The Missing Chief Complaint
A common problem with provider documentation is the missing chief complaint (CC). CPT® defines the CC as “A concise statement describing the symptom, problem, condition, diagnosis, or other factor that is the reason for the encounter, usually stated in the patient’s words.”
The 1995 and 1997 Documentation Guidelines for Evaluation and Management (E/M) Services specifically require, “The medical record should clearly reflect the chief complaint.” Many electronic health records (EHRs) provide a field to enter a chief complaint or reason for the visit, but it is often inferred from the history of present illness (HPI). An easily identifiable chief complaint is the first step in establishing medical necessity for services rendered. If the patient record does not reflect a chief complaint, the service is either a preventive service, or is unbillable.
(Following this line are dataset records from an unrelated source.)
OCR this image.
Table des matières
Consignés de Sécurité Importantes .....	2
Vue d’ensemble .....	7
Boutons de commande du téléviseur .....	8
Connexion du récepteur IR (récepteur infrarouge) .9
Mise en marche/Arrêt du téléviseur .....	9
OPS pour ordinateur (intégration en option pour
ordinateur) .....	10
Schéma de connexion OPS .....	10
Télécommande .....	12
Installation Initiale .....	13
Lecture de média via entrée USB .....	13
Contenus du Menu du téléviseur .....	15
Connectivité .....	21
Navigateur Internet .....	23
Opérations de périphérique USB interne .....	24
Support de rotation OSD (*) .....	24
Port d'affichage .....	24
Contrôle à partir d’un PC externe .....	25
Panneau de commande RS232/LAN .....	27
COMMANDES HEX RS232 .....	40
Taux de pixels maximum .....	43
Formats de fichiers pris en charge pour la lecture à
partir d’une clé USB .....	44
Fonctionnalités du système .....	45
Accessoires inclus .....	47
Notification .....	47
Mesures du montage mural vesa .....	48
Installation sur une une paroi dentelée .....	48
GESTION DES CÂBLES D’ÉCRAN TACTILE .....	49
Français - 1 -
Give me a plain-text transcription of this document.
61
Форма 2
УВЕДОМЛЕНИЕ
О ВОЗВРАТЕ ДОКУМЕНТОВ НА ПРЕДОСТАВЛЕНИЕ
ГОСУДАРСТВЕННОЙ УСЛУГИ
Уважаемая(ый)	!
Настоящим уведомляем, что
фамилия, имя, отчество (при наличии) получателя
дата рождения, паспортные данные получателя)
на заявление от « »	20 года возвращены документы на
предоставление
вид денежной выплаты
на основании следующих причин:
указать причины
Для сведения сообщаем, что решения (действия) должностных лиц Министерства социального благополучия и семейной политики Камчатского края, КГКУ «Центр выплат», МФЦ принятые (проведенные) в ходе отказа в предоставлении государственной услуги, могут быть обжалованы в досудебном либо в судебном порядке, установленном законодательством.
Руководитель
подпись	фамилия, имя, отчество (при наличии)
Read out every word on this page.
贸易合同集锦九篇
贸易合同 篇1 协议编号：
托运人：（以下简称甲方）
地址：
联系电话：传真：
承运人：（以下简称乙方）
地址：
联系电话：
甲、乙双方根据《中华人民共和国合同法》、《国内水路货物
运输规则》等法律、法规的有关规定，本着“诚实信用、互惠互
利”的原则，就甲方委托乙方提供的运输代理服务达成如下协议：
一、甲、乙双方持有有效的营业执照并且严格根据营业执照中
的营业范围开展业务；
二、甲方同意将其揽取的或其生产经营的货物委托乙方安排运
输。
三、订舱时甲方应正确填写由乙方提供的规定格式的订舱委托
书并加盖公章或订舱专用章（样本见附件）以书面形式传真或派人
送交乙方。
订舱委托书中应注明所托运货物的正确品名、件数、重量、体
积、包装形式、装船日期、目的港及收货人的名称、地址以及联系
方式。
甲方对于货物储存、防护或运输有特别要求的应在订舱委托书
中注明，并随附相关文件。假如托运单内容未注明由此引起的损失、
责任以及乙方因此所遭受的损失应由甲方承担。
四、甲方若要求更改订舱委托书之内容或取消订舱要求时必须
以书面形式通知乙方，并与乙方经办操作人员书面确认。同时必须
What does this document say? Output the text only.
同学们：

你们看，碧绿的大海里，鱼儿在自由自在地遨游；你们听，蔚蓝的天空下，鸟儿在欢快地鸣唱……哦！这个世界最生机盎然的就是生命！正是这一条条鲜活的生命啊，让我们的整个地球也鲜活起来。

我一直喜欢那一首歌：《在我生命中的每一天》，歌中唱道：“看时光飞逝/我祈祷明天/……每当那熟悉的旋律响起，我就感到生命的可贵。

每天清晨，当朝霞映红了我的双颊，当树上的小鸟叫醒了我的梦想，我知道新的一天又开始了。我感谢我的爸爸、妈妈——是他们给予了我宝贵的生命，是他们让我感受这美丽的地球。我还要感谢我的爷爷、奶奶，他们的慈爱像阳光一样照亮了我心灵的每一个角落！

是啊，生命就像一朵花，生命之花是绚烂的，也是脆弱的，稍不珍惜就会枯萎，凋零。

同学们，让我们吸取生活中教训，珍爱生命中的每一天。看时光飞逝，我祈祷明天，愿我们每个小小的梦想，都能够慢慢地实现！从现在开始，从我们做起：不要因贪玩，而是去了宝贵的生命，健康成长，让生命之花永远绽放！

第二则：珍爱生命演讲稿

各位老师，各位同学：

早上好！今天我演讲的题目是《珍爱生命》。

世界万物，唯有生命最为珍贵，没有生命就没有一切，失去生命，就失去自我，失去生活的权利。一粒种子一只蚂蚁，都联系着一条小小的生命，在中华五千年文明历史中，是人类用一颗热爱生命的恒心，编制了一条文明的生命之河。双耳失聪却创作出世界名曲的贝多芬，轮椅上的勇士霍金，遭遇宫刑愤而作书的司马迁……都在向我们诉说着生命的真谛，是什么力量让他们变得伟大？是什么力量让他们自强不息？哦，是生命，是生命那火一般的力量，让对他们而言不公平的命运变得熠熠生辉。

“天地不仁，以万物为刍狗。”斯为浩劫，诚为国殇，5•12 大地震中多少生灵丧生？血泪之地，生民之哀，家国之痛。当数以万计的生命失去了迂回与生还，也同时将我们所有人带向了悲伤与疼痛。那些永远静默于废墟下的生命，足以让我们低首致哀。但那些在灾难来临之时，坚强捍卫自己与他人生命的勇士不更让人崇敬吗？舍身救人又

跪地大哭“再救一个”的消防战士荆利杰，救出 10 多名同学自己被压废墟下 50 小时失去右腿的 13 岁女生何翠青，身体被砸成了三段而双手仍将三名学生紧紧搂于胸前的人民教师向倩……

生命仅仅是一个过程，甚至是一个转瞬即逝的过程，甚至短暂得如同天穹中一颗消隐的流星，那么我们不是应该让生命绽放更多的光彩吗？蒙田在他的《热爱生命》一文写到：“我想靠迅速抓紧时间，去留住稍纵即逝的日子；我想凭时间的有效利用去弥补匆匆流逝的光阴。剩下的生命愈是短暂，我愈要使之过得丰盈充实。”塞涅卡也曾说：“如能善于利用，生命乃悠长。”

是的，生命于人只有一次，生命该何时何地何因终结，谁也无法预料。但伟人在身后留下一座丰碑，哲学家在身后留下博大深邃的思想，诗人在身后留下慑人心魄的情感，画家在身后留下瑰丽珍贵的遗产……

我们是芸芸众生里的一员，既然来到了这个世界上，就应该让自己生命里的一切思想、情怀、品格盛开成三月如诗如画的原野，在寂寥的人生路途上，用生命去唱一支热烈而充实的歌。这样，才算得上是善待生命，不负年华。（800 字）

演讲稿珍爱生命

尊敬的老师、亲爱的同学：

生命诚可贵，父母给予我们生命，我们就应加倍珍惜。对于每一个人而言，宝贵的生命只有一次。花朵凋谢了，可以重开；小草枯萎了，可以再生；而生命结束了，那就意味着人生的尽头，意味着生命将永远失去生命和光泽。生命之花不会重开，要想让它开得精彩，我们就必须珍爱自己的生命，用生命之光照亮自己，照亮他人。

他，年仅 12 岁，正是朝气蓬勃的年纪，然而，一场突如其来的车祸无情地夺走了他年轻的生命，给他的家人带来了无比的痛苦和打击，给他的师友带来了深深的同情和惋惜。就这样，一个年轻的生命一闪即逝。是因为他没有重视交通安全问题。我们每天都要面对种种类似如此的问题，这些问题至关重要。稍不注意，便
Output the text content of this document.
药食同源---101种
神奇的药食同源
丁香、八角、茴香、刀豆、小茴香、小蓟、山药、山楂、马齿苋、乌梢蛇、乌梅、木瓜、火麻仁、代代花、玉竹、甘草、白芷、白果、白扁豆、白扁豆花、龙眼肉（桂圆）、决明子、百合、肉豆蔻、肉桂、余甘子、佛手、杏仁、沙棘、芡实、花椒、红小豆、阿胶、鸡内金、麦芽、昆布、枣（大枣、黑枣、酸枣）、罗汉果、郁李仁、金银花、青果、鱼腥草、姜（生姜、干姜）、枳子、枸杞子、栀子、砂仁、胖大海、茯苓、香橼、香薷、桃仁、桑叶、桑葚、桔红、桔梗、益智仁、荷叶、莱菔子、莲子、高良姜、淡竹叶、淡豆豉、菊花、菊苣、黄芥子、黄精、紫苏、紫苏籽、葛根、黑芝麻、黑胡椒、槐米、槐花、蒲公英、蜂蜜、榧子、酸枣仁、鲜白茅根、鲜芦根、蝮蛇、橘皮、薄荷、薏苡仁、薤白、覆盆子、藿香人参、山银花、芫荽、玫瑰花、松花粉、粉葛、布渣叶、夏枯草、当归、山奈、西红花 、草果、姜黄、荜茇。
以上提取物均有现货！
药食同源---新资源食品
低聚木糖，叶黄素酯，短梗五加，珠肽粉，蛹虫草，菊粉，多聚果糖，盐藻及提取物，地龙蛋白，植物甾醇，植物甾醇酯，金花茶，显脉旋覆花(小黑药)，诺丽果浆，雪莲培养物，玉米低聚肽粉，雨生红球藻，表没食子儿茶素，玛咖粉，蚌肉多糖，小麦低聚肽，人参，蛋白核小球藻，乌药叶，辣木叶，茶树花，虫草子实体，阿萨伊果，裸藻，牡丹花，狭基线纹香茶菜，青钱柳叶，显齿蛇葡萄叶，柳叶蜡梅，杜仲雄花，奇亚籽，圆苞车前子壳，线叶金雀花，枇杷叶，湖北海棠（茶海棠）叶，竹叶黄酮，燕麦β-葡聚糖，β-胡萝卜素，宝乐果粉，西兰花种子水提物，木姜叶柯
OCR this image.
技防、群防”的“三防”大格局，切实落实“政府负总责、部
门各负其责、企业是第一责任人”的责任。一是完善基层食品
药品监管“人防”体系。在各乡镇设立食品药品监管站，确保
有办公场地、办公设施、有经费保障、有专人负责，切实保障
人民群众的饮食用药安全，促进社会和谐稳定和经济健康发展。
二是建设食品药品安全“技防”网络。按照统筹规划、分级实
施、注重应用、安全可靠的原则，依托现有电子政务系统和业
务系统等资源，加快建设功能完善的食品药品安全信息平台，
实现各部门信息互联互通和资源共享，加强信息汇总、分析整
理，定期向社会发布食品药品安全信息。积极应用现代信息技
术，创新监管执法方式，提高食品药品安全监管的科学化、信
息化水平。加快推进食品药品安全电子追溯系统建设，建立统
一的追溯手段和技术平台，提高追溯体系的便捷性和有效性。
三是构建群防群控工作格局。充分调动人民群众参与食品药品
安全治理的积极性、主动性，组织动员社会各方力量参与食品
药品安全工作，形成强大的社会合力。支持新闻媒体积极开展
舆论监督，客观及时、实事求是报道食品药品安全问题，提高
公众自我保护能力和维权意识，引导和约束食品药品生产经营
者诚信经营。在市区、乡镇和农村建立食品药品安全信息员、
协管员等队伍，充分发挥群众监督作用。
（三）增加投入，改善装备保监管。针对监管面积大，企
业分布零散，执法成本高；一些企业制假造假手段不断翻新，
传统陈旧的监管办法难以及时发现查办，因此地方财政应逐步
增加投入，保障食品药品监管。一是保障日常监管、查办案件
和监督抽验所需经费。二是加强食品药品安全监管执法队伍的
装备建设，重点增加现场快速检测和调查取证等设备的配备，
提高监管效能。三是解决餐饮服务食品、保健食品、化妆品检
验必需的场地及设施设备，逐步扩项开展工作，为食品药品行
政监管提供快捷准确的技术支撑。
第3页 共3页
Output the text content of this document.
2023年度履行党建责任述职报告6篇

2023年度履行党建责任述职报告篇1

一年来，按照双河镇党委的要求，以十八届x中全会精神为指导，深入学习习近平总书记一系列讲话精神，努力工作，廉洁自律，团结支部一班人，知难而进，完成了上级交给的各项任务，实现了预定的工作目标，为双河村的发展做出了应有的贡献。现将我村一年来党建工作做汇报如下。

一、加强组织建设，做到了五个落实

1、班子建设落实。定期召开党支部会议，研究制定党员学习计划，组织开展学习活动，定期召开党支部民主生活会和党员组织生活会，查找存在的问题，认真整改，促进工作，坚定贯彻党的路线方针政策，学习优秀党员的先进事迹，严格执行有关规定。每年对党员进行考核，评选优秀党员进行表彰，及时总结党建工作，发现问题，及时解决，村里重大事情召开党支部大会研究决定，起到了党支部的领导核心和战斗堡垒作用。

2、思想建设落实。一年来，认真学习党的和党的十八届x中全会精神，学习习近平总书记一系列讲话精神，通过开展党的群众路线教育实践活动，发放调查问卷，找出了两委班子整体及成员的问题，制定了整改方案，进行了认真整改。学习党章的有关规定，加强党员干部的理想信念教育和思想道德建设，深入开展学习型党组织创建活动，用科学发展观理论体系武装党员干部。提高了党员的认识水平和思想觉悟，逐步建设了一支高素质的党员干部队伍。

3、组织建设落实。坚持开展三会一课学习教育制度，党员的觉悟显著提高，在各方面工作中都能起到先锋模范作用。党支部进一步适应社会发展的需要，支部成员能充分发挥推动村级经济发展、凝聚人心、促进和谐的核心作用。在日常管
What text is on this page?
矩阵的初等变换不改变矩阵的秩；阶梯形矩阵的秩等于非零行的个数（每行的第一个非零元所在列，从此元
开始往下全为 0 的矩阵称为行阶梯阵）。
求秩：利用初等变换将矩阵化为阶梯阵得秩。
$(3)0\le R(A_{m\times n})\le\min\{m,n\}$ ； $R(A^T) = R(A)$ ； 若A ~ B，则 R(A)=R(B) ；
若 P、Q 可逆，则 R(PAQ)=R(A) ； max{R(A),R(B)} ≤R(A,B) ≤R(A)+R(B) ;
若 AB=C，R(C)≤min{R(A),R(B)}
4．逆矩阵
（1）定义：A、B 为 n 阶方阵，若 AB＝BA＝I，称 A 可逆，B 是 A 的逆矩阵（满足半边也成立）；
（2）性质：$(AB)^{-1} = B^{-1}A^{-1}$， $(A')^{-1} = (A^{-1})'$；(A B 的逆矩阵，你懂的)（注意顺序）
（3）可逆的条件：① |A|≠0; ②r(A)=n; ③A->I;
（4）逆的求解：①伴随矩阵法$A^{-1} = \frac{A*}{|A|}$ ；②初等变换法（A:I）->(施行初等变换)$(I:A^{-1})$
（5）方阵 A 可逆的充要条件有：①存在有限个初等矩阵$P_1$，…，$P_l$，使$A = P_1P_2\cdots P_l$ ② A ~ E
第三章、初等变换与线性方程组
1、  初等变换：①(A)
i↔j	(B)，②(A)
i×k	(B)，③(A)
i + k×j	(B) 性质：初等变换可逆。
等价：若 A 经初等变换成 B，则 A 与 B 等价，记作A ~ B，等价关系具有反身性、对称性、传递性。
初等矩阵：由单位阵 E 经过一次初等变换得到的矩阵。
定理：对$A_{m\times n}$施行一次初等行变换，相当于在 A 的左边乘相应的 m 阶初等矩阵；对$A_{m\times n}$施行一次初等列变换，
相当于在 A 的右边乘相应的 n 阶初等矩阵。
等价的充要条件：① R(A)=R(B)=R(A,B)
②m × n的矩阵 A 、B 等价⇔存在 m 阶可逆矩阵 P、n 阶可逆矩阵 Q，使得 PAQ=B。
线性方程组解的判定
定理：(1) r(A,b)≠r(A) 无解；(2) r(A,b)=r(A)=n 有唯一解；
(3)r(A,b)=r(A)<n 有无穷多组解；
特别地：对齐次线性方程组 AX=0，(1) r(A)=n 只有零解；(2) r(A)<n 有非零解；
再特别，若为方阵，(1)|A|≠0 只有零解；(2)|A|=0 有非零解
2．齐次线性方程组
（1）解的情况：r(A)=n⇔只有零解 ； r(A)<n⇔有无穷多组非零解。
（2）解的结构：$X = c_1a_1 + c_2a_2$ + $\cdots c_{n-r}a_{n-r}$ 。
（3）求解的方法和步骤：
Often, providers begin their subsequent notes with symptoms the patient may not have, or a comment pertaining to the patient’s status in relation to a procedure or medication, but without mentioning why the patient is being treated. This shortcoming is especially pressing when multiple providers of different specialties treat the same patient.
For example, if an admitting physician and one or two consulting providers all bill subsequent inpatient care using the same principal diagnosis, only the provider who gets his claim to the payer first will be paid. The others, most likely, will be denied as duplicate services.
Multiple treating providers should bill services with the principle diagnosis of their specialty. For example, a patient is admitted with an Acute Myocardial Infarction, a history of Diabetes Mellitus Type II, Chronic Obstructive Pulmonary Disease, and Gastro Esophageal Reflux Disease, with a cardiologist as the physician of record. The patient also is followed by the PCP, who manages the patient’s DM II and GERD. A Pulmonologists manages the COPD. In this case, the admitting cardiologist would bill using the AMI as the principal diagnosis.
On subsequent visits, the cardiologist would continue to code the AMI as principal diagnosis (along with any newly-diagnosed cardiac illness), the PCP would continue to code the DM II and GERD, and Pulmonary would continue to code the COPD.